Nara? Nein. Kamakura? Nein. Alles falsch. Hin und wieder irren da die Reiseführer, denn nicht selten wird der 17 Meter hohe 大仏 daibutsu (grosser Buddha) in Nara als höchste Statue ausgewiesen, oder manchmal auch der „nur“ 11.4 m grosse Daibutsu von Kamakura. Selbst viele Japaner halten eine der beiden Statuen für die grösste Buddhastatue des Landes, wobei man hier vorsichtigerweise ein „historisch“ einschieben sollte.
Spektakulär sind die Statuen auf jeden Fall, erst recht, wenn man das Alter bedenkt. Die schwarze Statue im Tempel Tōdaiji wurde schliesslich in der Mitte des 8. Jahrhunderts errichtet, und die Tempelhalle selbst, in der die Statue steht, ist einfach nur beeindruckend — die Halle gilt immerhin als grösstes historisches Bauwerk aus Holz. Die Statue selbst heisst übrigens offiziell Tōdaiji Rushana Butsuzō.
Nach Nara schaffen es nicht alle Japan-Besucher, dafür aber in der Regel nach Kamakura, denn das ist von Tokyo aus hervorragend in einer Tagestour zu erreichen. Die dortige Statue wurde in der Kamakura-Zeit, also rund um das 13. Jahrhundert, gebaut und besteht aus Bronze. Genau wie der große Buddha in Nara stand auch diese Statue einst in einer großen Halle – doch die hielt diversen Starkwinden, Tsunamis und Erdbeben nicht stand, so dass man die Statue letztendlich im Freien stehen ließ. Der Clou: Die Statue ist begehbar, man kann hier nach ein paar Stufen aus dem Rücken schauen.


Was die Größe anbelangt, ist der Daibutsu in Nara jedoch gerade mal auf Rang 16 in Japan – und der Daibutsu von Kamakura auf Rang 24. Denn die grösste Buddha-Statue steht in der Gemeinde Ushiku in der Präfektur Ibaraki, berüchtigt für sein „Ausländergefängnis“, und ist genau 100 Meter gross. Touristen zieht die Statue dennoch kaum an, denn sie wurde erst 1993 errichtet und ist damit alles andere als historisch. Auch die Nummer 2, 41 Meter gross, ist „jung“ und stammt aus dem Jahr 1995.

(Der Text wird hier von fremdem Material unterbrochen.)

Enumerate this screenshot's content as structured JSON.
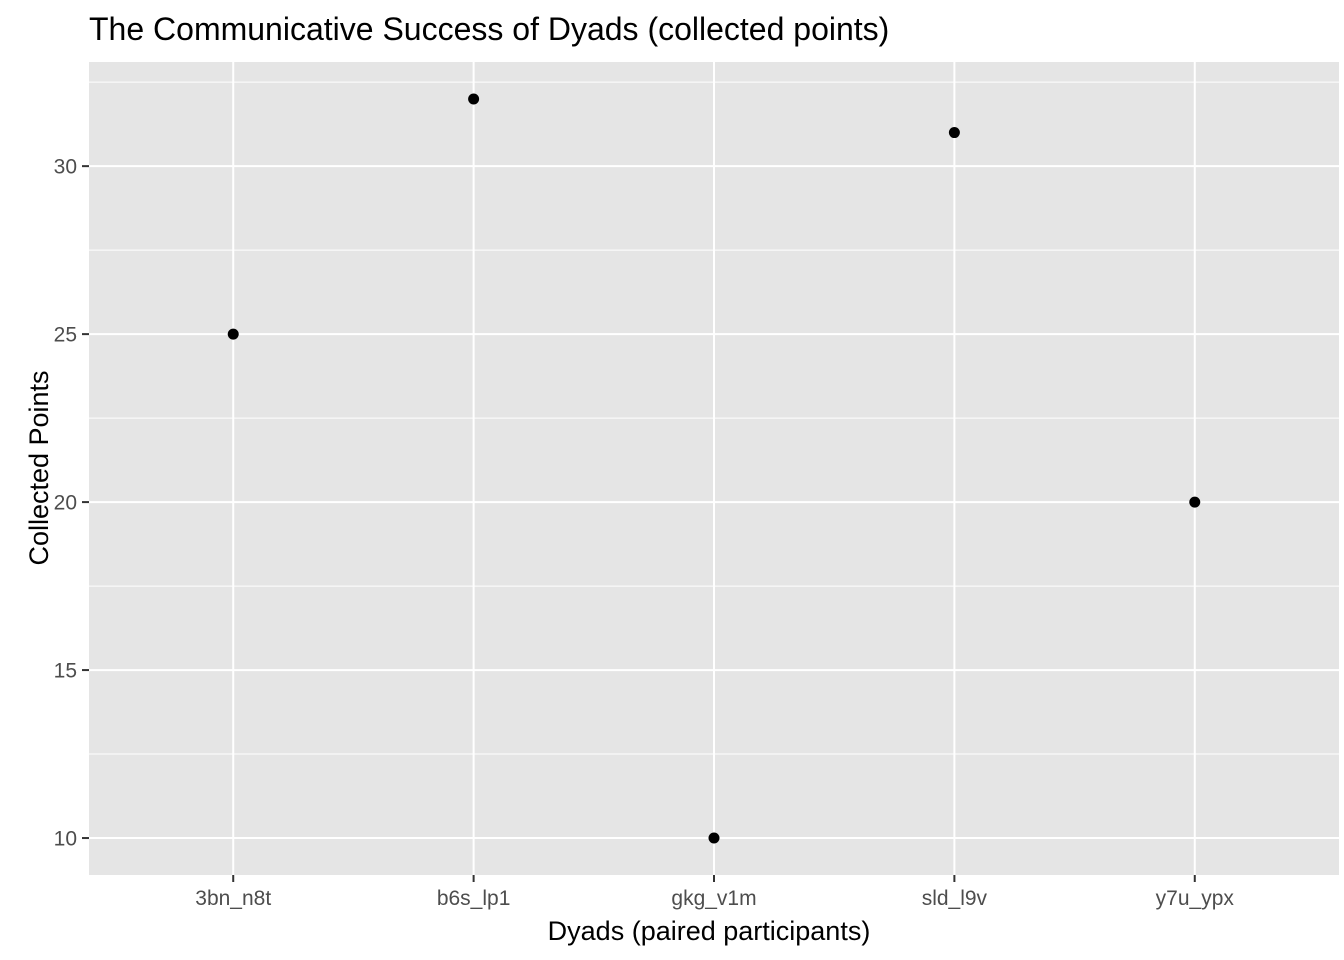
{
  "chart_data": {
    "type": "scatter",
    "title": "The Communicative Success of Dyads (collected points)",
    "xlabel": "Dyads (paired participants)",
    "ylabel": "Collected Points",
    "categories": [
      "3bn_n8t",
      "b6s_lp1",
      "gkg_v1m",
      "sld_l9v",
      "y7u_ypx"
    ],
    "values": [
      25,
      32,
      10,
      31,
      20
    ],
    "ylim": [
      8.9,
      33.1
    ],
    "yticks": [
      10,
      15,
      20,
      25,
      30
    ],
    "grid": true,
    "legend": "none",
    "colors": {
      "panel": "#e5e5e5",
      "grid": "#ffffff",
      "point": "#000000",
      "tick": "#333333",
      "tick_text": "#4d4d4d"
    }
  }
}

Am Nokogiriyama in der Präfektur Chiba, und damit in etwa genauso weit von Tokyo entfernt wie Kamakura, steht die Nummer 3: Der 31 Meter hohe „Nihonji-Daibutsu“. Der ist zwar auch viel jünger als seine oben genannten Kollegen, denn er wurde erst 1783 in den Felsen gehauen, aber das kann man auch noch als „historisch“ durchgehen lassen. Zumal seine Geschichte interessant ist: Die Tempelanlage „Nihon-ji“ (quasi „Japan-Tempel“) war nämlich einst sehr bedeutsam, doch die Bedeutung schwand im Laufe der Jahrhunderte, und der ursprünglich 38 Meter hohe Buddha verwitterte, da er schon immer im Freien stand und aus dem relativ anfälligen Boso-Stein gehauen wurde.
1966 beschloss man, die Statue wieder herzurichten – indem man quasi den Kern als Grundlage für die jetzige Statue nutzte. Dabei verlor die Statue zwar 7 Meter Höhe, doch das Ergebnis ist dennoch imposant. Der einzige Makel ist da nur noch die Jahreszahl, denn das Entstehungsjahr wird nun häufig mit „1966“ angegeben, was nicht ganz der Wahrheit entspricht.

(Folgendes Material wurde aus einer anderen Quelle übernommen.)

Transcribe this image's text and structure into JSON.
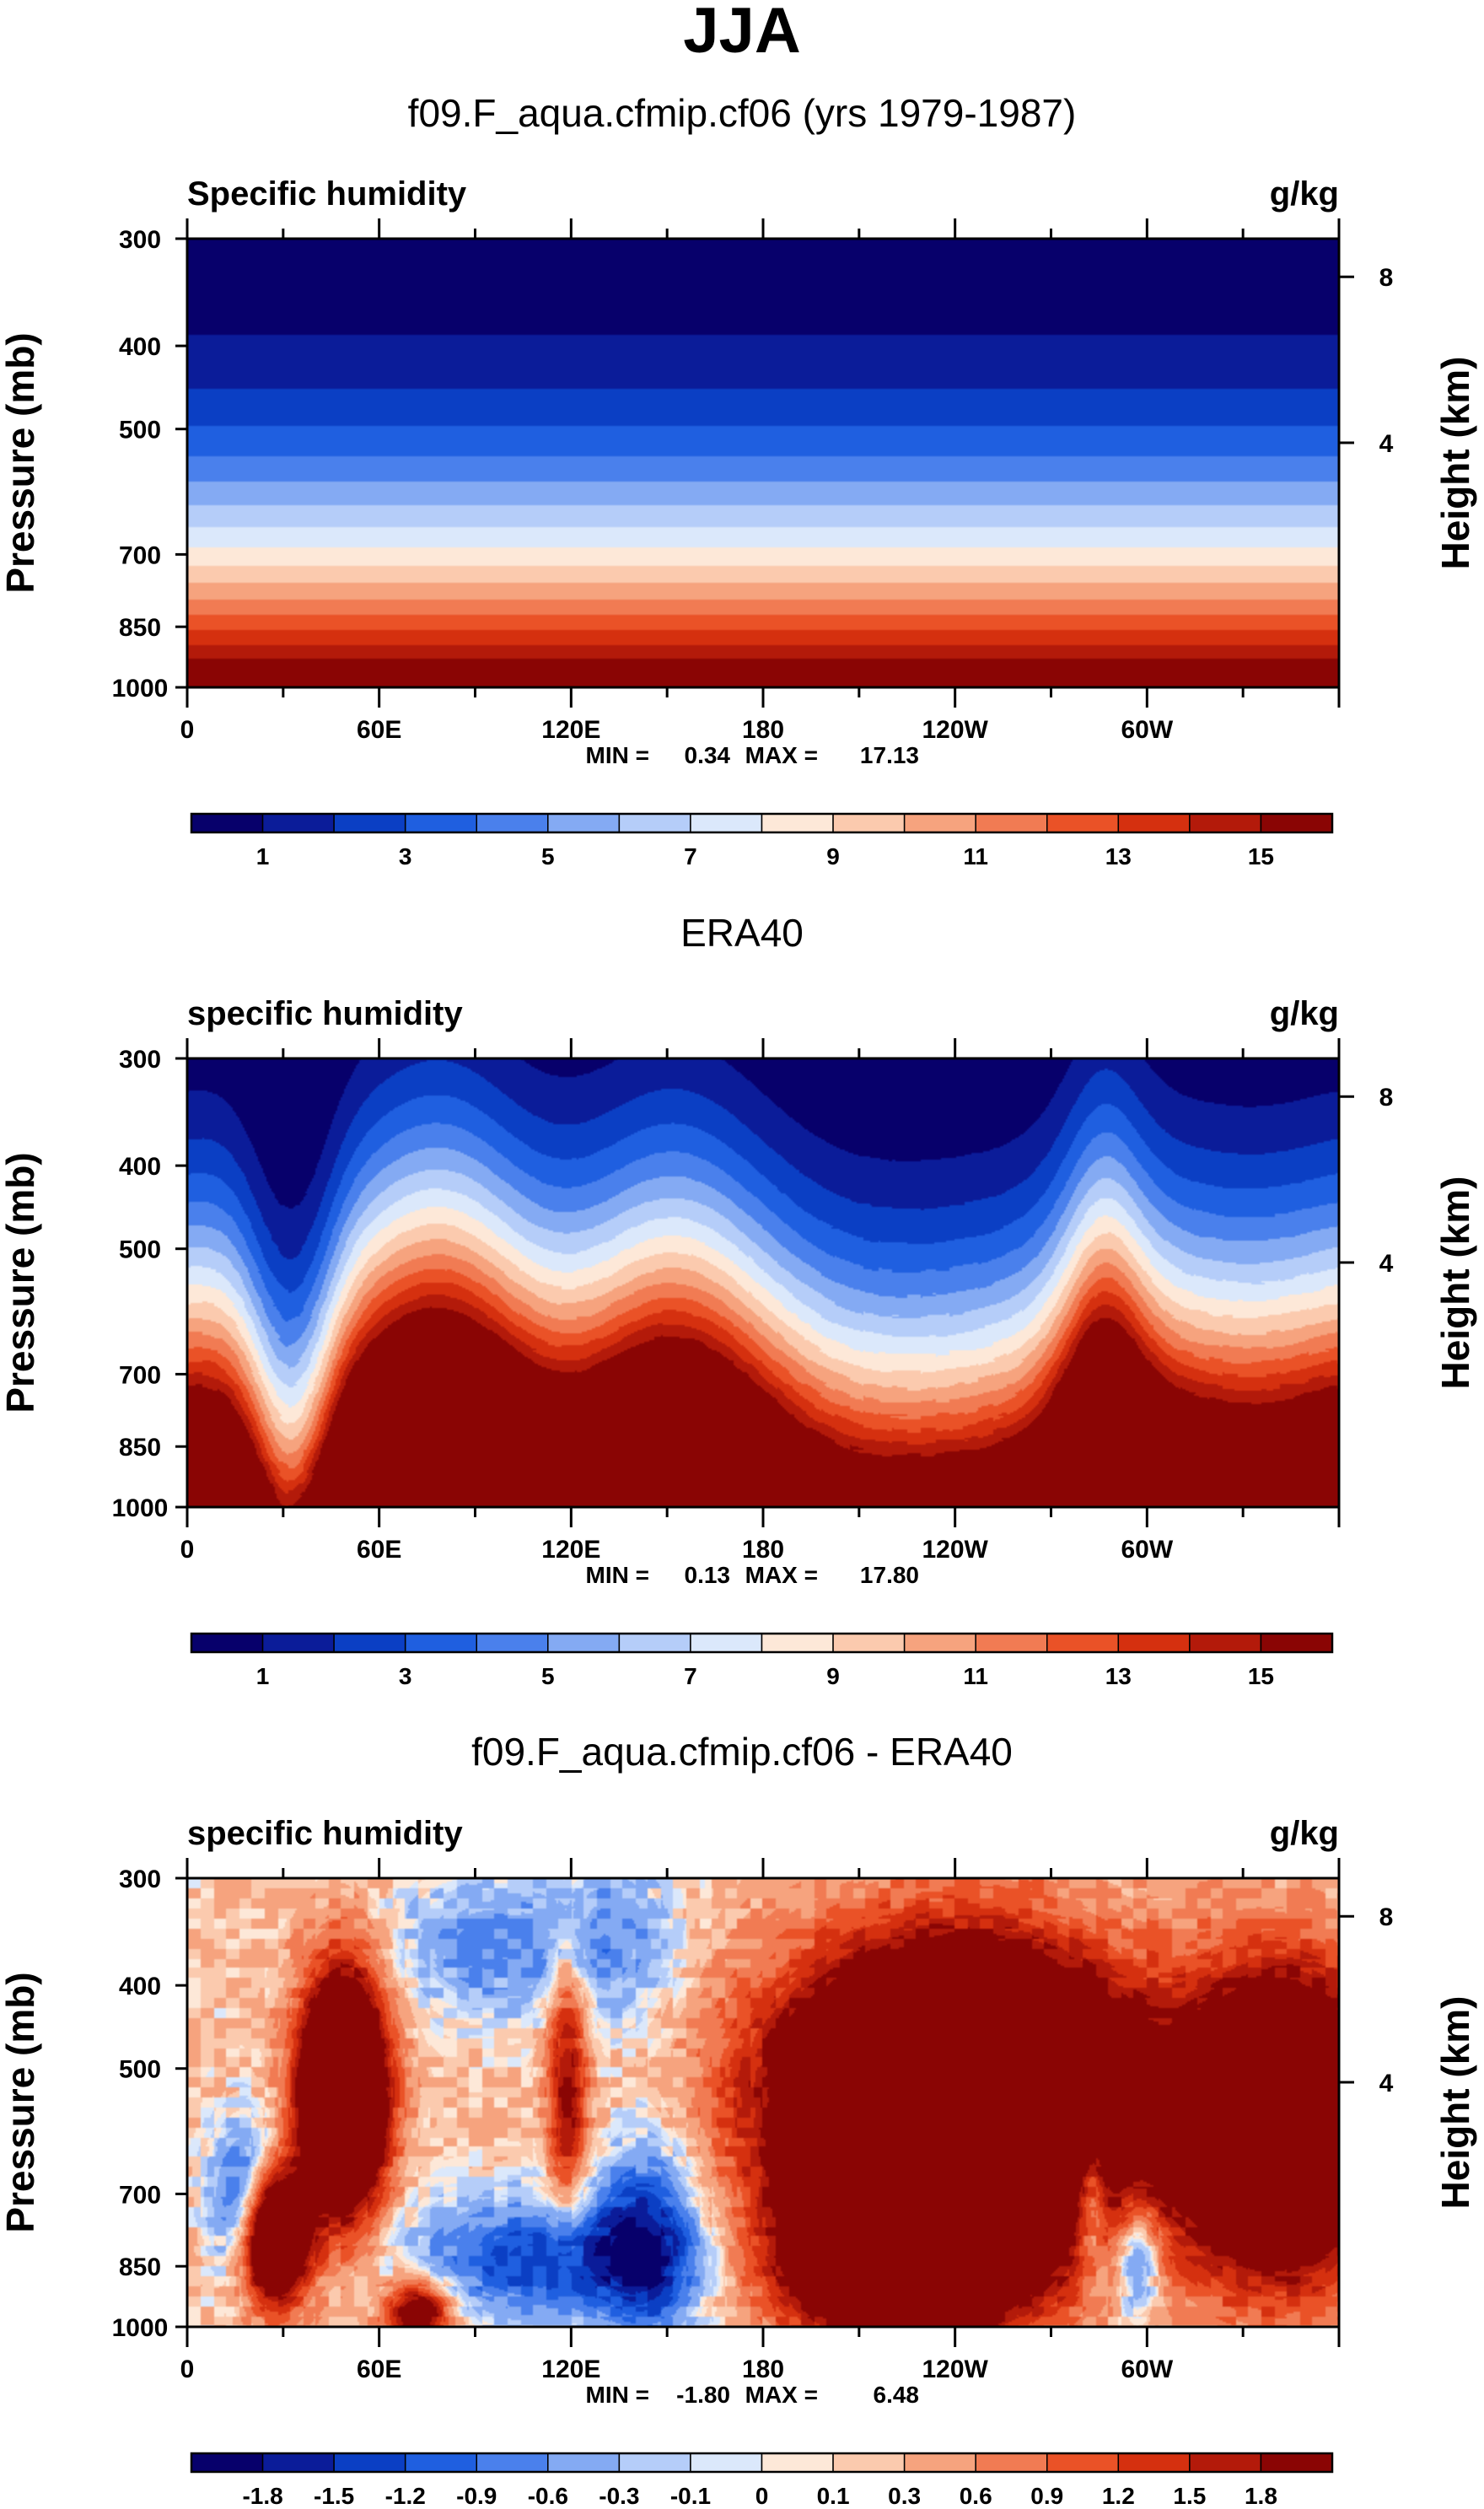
{
  "title": "JJA",
  "colorbars": {
    "q": {
      "labels": [
        "1",
        "3",
        "5",
        "7",
        "9",
        "11",
        "13",
        "15"
      ],
      "colors": [
        "#07006b",
        "#0b1c99",
        "#0b3fc4",
        "#1f5fe0",
        "#4a80ec",
        "#84aaf3",
        "#b5cdf9",
        "#dbe8fb",
        "#fde8d8",
        "#fbcaae",
        "#f6a37e",
        "#f17b53",
        "#ea5227",
        "#d5300f",
        "#b31a0a",
        "#8a0504"
      ]
    },
    "diff": {
      "labels": [
        "-1.8",
        "-1.5",
        "-1.2",
        "-0.9",
        "-0.6",
        "-0.3",
        "-0.1",
        "0",
        "0.1",
        "0.3",
        "0.6",
        "0.9",
        "1.2",
        "1.5",
        "1.8"
      ],
      "colors": [
        "#07006b",
        "#0b1c99",
        "#0b3fc4",
        "#1f5fe0",
        "#4a80ec",
        "#84aaf3",
        "#b5cdf9",
        "#dbe8fb",
        "#fde8d8",
        "#fbcaae",
        "#f6a37e",
        "#f17b53",
        "#ea5227",
        "#d5300f",
        "#b31a0a",
        "#8a0504"
      ]
    }
  },
  "chart_data": [
    {
      "type": "heatmap",
      "title": "f09.F_aqua.cfmip.cf06 (yrs 1979-1987)",
      "variable": "Specific humidity",
      "units": "g/kg",
      "xlabel": "",
      "ylabel": "Pressure (mb)",
      "y2label": "Height (km)",
      "x_ticks": [
        "0",
        "60E",
        "120E",
        "180",
        "120W",
        "60W"
      ],
      "y_ticks": [
        "300",
        "400",
        "500",
        "700",
        "850",
        "1000"
      ],
      "y2_ticks": [
        "8",
        "4"
      ],
      "ylim": [
        1000,
        300
      ],
      "colorbar": "q",
      "min": "0.34",
      "max": "17.13",
      "min_label": "MIN =",
      "max_label": "MAX =",
      "pattern": "zonally-uniform"
    },
    {
      "type": "heatmap",
      "title": "ERA40",
      "variable": "specific humidity",
      "units": "g/kg",
      "xlabel": "",
      "ylabel": "Pressure (mb)",
      "y2label": "Height (km)",
      "x_ticks": [
        "0",
        "60E",
        "120E",
        "180",
        "120W",
        "60W"
      ],
      "y_ticks": [
        "300",
        "400",
        "500",
        "700",
        "850",
        "1000"
      ],
      "y2_ticks": [
        "8",
        "4"
      ],
      "ylim": [
        1000,
        300
      ],
      "colorbar": "q",
      "min": "0.13",
      "max": "17.80",
      "min_label": "MIN =",
      "max_label": "MAX =",
      "pattern": "observed"
    },
    {
      "type": "heatmap",
      "title": "f09.F_aqua.cfmip.cf06 - ERA40",
      "variable": "specific humidity",
      "units": "g/kg",
      "xlabel": "",
      "ylabel": "Pressure (mb)",
      "y2label": "Height (km)",
      "x_ticks": [
        "0",
        "60E",
        "120E",
        "180",
        "120W",
        "60W"
      ],
      "y_ticks": [
        "300",
        "400",
        "500",
        "700",
        "850",
        "1000"
      ],
      "y2_ticks": [
        "8",
        "4"
      ],
      "ylim": [
        1000,
        300
      ],
      "colorbar": "diff",
      "min": "-1.80",
      "max": "6.48",
      "min_label": "MIN =",
      "max_label": "MAX =",
      "pattern": "difference"
    }
  ]
}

Buddha hin oder her — ein Ausflug zum Nihonji und dem Nokogiriyama kann ich jedem nur wärmstens empfehlen, vorausgesetzt, das Wetter spielt mit. Mehr dazu siehe hier.
Ich habe das Gefühl, ich war schon bei 20 verschiedenen „größten Buddhas Japans“. ;)
Meist gibt es da ja einen kleinen Zusatz „höchste Buddha-Staute in einem Gebäude“, „größter Buddha mit nur einem Ohr“ oder wie auch immer, aber das „Kleingedruckte“ übersieht man gern.
Ich hab damals auch oft geschrieben, dass ich gerade bei Japans größter Buddha / Kannon / etc. Statue war. Nach dem 4. Mal kam es mir aber dann doch etwas seltsam vor. ;)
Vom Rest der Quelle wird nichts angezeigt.